At a time when everyone in management was apologizin­g to Dennis Eckersley for Price’s obscenity-laden tirade in the middle of the Red Sox’ plane last June, Farrell sided with his pitcher. In the end, more than all the rest of his sins, both mortal and venial, that’s what got him fired. In the eyes of the guys who sign his check, he was disloyal. Or at least tone deaf, which around the Red Sox’ politicall­y correct operation might be worse.

“John saddled the wrong horse on that one,” a source familiar with the Sox’ internal machinatio­ns said yesterday. “Horse ran him over.”

That “horse” was Price, who refused to apologize to Eckersley at a meeting in Toronto with a number of Sox management in attendance, even though that was clearly what management wanted. Ownership apologized. Dombrowski apologized. CEO Sam Kennedy even apologized. But “Manager John” could not coerce Price to do so and then made a public display of announcing he hadn’t either and didn’t feel he needed to.

So ownership apologizes. His boss apologizes. The chief bean counter apologizes. But the corporate insider suddenly becomes a baseball guy rather than a politician? That is a sin not easily washed away, as Farrell learned yesterday when at the end of a 32-minute meeting with Dombrowski he was beheaded for reasons Dombrowski chose not to share publicly.

After all, who wants to say you’re firing the manager because he sided with a snarky player instead of the guy who signs his check?

“That’s really something I’m going to keep to myself,” Dombrowski said during a press conference called to sing the executione­r’s song. “I’m not going to get into anything beyond that other than a lot of different factors. … I thought it was time for a change.”

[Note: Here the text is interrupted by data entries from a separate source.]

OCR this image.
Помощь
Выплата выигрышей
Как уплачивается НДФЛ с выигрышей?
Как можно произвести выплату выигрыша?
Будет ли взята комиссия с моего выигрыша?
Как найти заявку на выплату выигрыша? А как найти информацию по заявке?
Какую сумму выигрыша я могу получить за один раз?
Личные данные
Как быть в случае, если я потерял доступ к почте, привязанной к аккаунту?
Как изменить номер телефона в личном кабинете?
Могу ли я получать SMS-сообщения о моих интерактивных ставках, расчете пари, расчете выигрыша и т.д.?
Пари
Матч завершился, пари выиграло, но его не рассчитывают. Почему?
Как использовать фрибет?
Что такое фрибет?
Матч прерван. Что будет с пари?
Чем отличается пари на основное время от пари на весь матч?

Dombrowski refused to speculate on whether Farrell would have survived had the Sox gotten to the ALCS rather than being eliminated in the first round of the playoffs for the second straight season, or if he had to lead his team of malcontent­s, miscreants and milquetoas­ts into the World Series to have survived his decision to buck the tide last June.

In the end, none of that mattered, because his players did none of those things. For the second straight year they went out of the postseason with a whimper not a bang.

What is essential here, though, is to understand John Farrell didn’t lose the clubhouse as much as he lost ownership and management, which is a death sentence. He was on the wrong side of the Price-Eckersley divide. He was caught trying to steal signs with an Apple watch (really?). And he watched in silence while Dustin Pedroia threw his teammates and manager under the bus during an April dustup over the Sox’ multiple failed attempts to drill the Orioles’ Manny Machado by yelling to Machado, “It’s not me, it’s them.”

That combinatio­n shows that Manager John forgot how he got the job in the first place. The master corporate operative began to believe the players’ feelings were more important than those of his bosses.

Years ago, when Jerry Glanville was coaching the Atlanta Falcons, he once explained that he had head shots of every one of his players posted on the inside of his locker door at the stadium. His reasoning was simple.

“First thing in the morning I’m reminded of the 50 guys who are trying to screw me today,” he told an inquisitor. “Their concerns are not me.”

Glanville was laughing when he said it, but it was no joke.

When Manager John couldn’t get Pitcher David to do what Owner John wanted, he was on a slippery slope. When he doubled down by not only declining to join the corporate crowd with a public mea culpa to Eck but made clear he didn’t think one was necessary, he was moving into enemy of the state status.

What is shocking is that someone as organizati­onally savvy as Farrell would allow his judgment to become so clouded by the presence of a cranky left-handed pitcher. Perhaps he thought his players would save him by playing hard and winning. Truth is for the most part they did both, just not often enough to erase the memory of him publicly picking Pitcher David over ownership PR.

Making the case to fire someone who has won two division titles and 186 games the past two years as well as one World Series on the basis of his resume would have required a level of corporate speak Dave Dombrowski does not possess. Admitting Farrell got the axe because he forgot who he worked for and didn’t win enough games to erase that mistake wouldn’t have put the Red Sox or Dombrowski in the best light either.

So instead Dave Dombrowski simply said, in essence, “That horse has left the barn.”

It was the horse John Farrell saddled back in June. The wrong horse.